Opinion
June 22, 1920.
Peter Alexander, of New York City, for libelant.
Leonard J. Matteson, of New York City, for respondent.
In Admiralty. Libel by Ralph S. Packard, Jr., against Walker D. Hines, as Director General of Railroads, operating the New York, New Haven Hartford Railroad Company and the Bush Terminal Company. On exceptions to award of demurrage.
Exceptions sustained, with leave to produce new proof.
In the view I take it is unnecessary to consider any other point than that of demurrage, because all the other items were on the argument conceded to be correct except that of eighteen hundred dollars for the tug, "Enterprise," and that is a proper charge except that the libelant asserts it to have been duplicated in calculating the demurrage. Regarding, as I do, the demurrage charge as erroneously calculated, it becomes unnecessary to consider this supposed duplication, and I pass, therefore, directly to the chief point.

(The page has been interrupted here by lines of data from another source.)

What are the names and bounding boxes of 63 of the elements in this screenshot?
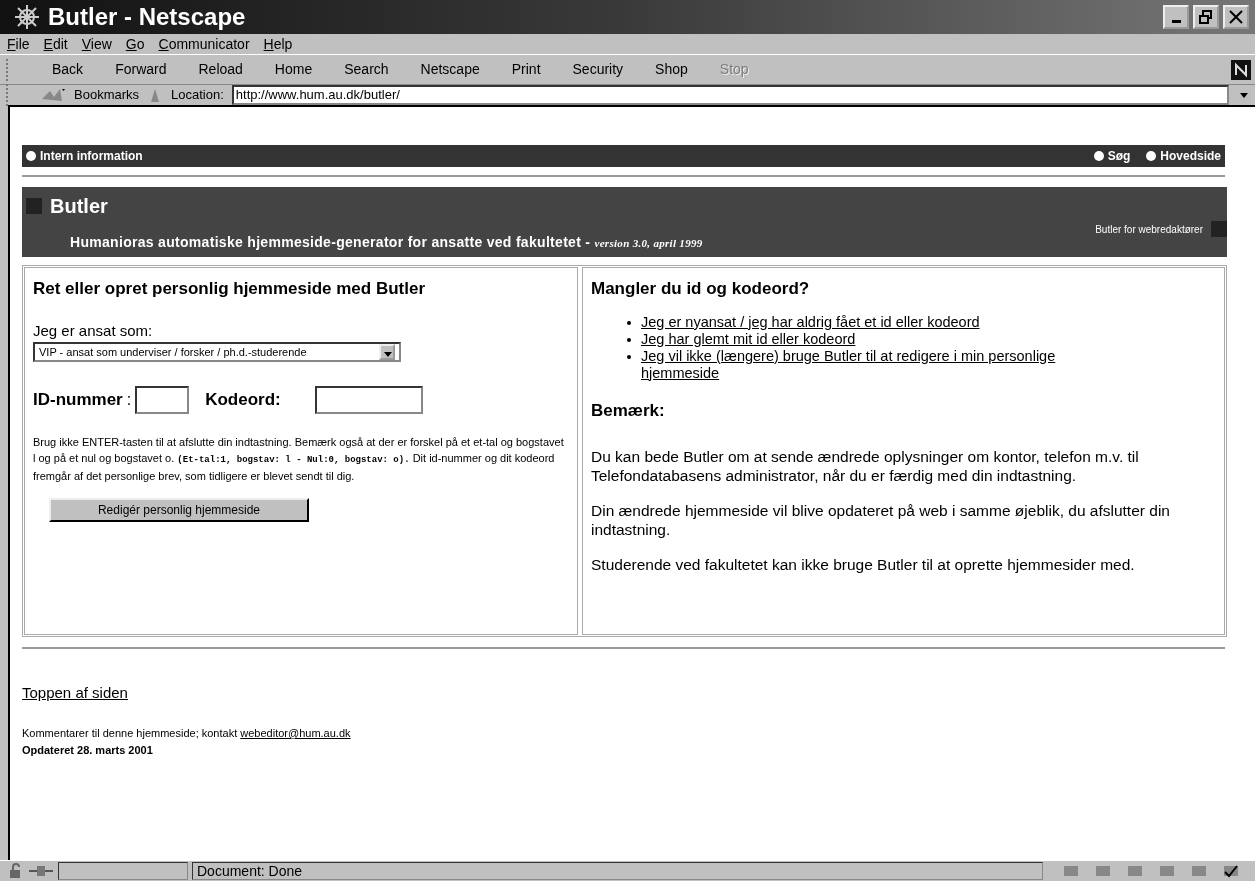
- nav-link[interactable]: Hovedside: [1146, 147, 1221, 165]
- toolbar-button[interactable]: Print: [499, 59, 553, 80]
- info-paragraph: Din ændrede hjemmeside vil blive opdateret på web i samme øjeblik, du afslutter din indtastning.: [591, 501, 1171, 539]
- restore-button[interactable]: [1193, 5, 1219, 29]
- bullet-icon: [627, 354, 631, 359]
- panel-heading: Ret eller opret personlig hjemmeside med Butler: [33, 278, 427, 300]
- panel-heading: Mangler du id og kodeord?: [591, 278, 811, 300]
- field-label: Jeg er ansat som:: [33, 320, 154, 341]
- field-label: ID-nummer: [33, 389, 123, 412]
- menu-item[interactable]: Go: [118, 33, 152, 55]
- menu-item[interactable]: Edit: [36, 33, 75, 55]
- minimize-icon: [1171, 20, 1181, 23]
- bookmarks-button[interactable]: Bookmarks: [74, 85, 140, 105]
- toolbar-button[interactable]: Reload: [186, 59, 255, 80]
- toolbar-button[interactable]: Shop: [643, 59, 700, 80]
- toolbar-button[interactable]: Netscape: [408, 59, 492, 80]
- editors-link[interactable]: Butler for webredaktører: [1095, 222, 1203, 237]
- status-text: Document: Done: [197, 862, 303, 879]
- employee-type-select[interactable]: VIP - ansat som underviser / forsker / ph.d.-studerende: [33, 342, 401, 362]
- url-field[interactable]: http://www.hum.au.dk/butler/: [231, 85, 1229, 105]
- window-title: Butler - Netscape: [48, 2, 246, 32]
- restore-icon: [1199, 10, 1213, 24]
- toolbar-button[interactable]: Search: [332, 59, 401, 80]
- toolbar-button[interactable]: Home: [262, 59, 325, 80]
- menu-item[interactable]: File: [0, 33, 37, 55]
- id-field[interactable]: [135, 386, 190, 414]
- toolbar-button[interactable]: Back: [40, 59, 96, 80]
- help-link[interactable]: Jeg er nyansat / jeg har aldrig fået et id eller kodeord: [641, 313, 980, 331]
- toolbar-button[interactable]: Security: [560, 59, 636, 80]
- page-title: Butler: [50, 194, 108, 219]
- minimize-button[interactable]: [1163, 5, 1189, 29]
- wheel-logo-icon: [14, 4, 40, 30]
- field-label: Kodeord:: [205, 389, 282, 412]
- info-paragraph: Du kan bede Butler om at sende ændrede oplysninger om kontor, telefon m.v. til Telefondatabasens administrator, når du er færdig med din indtastning.: [591, 447, 1140, 485]
- bullet-icon: [627, 337, 631, 342]
- info-paragraph: Studerende ved fakultetet kan ikke bruge Butler til at oprette hjemmesider med.: [591, 555, 1136, 574]
- bullet-icon: [627, 320, 631, 325]
- square-icon: [1211, 221, 1227, 237]
- nav-link[interactable]: Søg: [1093, 147, 1131, 165]
- top-link[interactable]: Toppen af siden: [22, 684, 128, 701]
- n-logo-icon: [1231, 59, 1251, 80]
- menu-item[interactable]: View: [74, 33, 119, 55]
- updated-text: Opdateret 28. marts 2001: [22, 742, 154, 758]
- close-button[interactable]: [1223, 5, 1249, 29]
- check-icon[interactable]: [1223, 863, 1239, 878]
- location-label: Location:: [171, 86, 224, 105]
- nav-link[interactable]: Intern information: [26, 147, 143, 165]
- connection-icon: [28, 863, 54, 878]
- menu-item[interactable]: Communicator: [151, 33, 257, 55]
- square-icon: [26, 198, 42, 214]
- help-link[interactable]: Jeg vil ikke (længere) bruge Butler til at redigere i min personlige hjemmeside: [641, 347, 1127, 382]
- password-field[interactable]: [315, 386, 424, 414]
- menu-item[interactable]: Help: [256, 33, 300, 55]
- toolbar-button[interactable]: Forward: [103, 59, 179, 80]
- page-subtitle: Humanioras automatiske hjemmeside-generator for ansatte ved fakultetet - version 3.0, april 1999: [70, 233, 703, 252]
- help-link[interactable]: Jeg har glemt mit id eller kodeord: [641, 330, 856, 348]
- instructions-paragraph: Brug ikke ENTER-tasten til at afslutte din indtastning. Bemærk også at der er forskel på et et-tal og bogstavet l og på et nul og bogstavet o. (Et-tal:1, bogstav: l - Nul:0, bogstav: o). Dit id-nummer og dit kodeord fremgår af det personlige brev, som tidligere er blevet sendt til dig.: [33, 435, 565, 484]
- comment-text: Kommentarer til denne hjemmeside; kontakt: [22, 727, 239, 739]
- section-heading: Bemærk:: [591, 399, 666, 422]
- edit-homepage-button[interactable]: Redigér personlig hjemmeside: [49, 498, 309, 522]
- email-link[interactable]: webeditor@hum.au.dk: [240, 727, 351, 739]
- colon-text: :: [126, 390, 132, 410]
- close-icon: [1229, 10, 1243, 24]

It is true that in the ordinary case of demurrage the hire of the vessel is a proper test, at least prima facie, The Margaret J. Sanford (C.C.) 37 F. 148, and if this were a case of a vessel under charter and nothing further appeared I should say that the libelant had made out a prima facie case and overrule the exception. But it is not such a case. The drill was not on hire and the basis of the recovery was not that she had lost her time while off hire, but that she was an instrument necessary to the creation of profit under a contract of her owner with the United States. This loss of profit was estimated upon a calculation of the amount of rock which she would have drilled during the period of her detention. In this respect the case is quite like The City of Alexandria (D.C.) 40 F. 697, and the proof fails for exactly the reason which moved Judge Brown in that case, i.e., the libelant has not shown that he was deprived of any profits under the contract because of the temporary detention of the drill. If he can on another hearing show that he has lost those profits, he may do so, and then will come up the question whether the profits under such a special contract, work for which the drill had apparently a monopoly or substantially a monopoly, is a proper basis for demurrage. Upon that question I express no opinion, as it may never arise. So far as appears on this record the award would be a clear windfall to the libelant extending his profits under this contract for a period of one month beyond what he would otherwise have gained. If so, the collision was a blessing in disguise. The North Star (C.C.A.) 151 F. 168; The Winfield S. Cahill (C.C.A.) 258 F. 318.
The libelant may also prove demurrage, if he can, because of the necessary use of the drill for the added month, which will be necessary to complete the contract. Obviously, if he completes this contract within the prescribed period, his loss will be the profits which he would have made during that added month, if the drill were free. As the contract is not yet completed this must necessarily be somewhat speculative, but the market monthly hire of the drill if established would be a safe basis of computation, The Conqueror, 166 U.S. 110, 127, 17 S. Ct. 510, 41 L. Ed. 937, if drawn from her past experience or the opinion of experts. He must show two things in that case, first, that the drill would have been employed at all at the expiration of the contract. If, for example, her past history of four years of idleness be not explained, the case might fall within the rule in The North Star, supra, The Winfield S. Cahill, supra. That question must be left open. The second thing for him to prove is what would have been her fair prospective hire during that month. Obviously her monthly earnings under the present contract might be, and probably would be, a deceptive test for that, unless it appeared that she could be hired continuously at such figures. It is indeed hard to suppose that she can earn her full value every forty days.
The exceptions to the award of demurrage are sustained with leave to supply proof either that the detention prevented the libelant from realizing his profits under the contract, or, if he fails, the prospective hire of the drill during the added month necessary to complete. The cause will go back to the Commissioner for that purpose.
I may say that the accountant's report was properly received, founded though it was upon the libelant's books. The William H. Bailey (D.C.) 103 F. 799, affirmed (C.C.A.) 111 F. 1006. The respondent may of course have an inspection of the books and attack them as it will, but if once proved to be kept in the course of business they may prima facie be used. Possibly that proof should be supplied, but no common law proof item by item as the respondent seems to require. The engineer's certificates are public documents, I think, and sufficiently proved. The question of interest will await the final award.
Exceptions to the award of demurrage sustained with leave to produce such new proof as the libelant may be advised.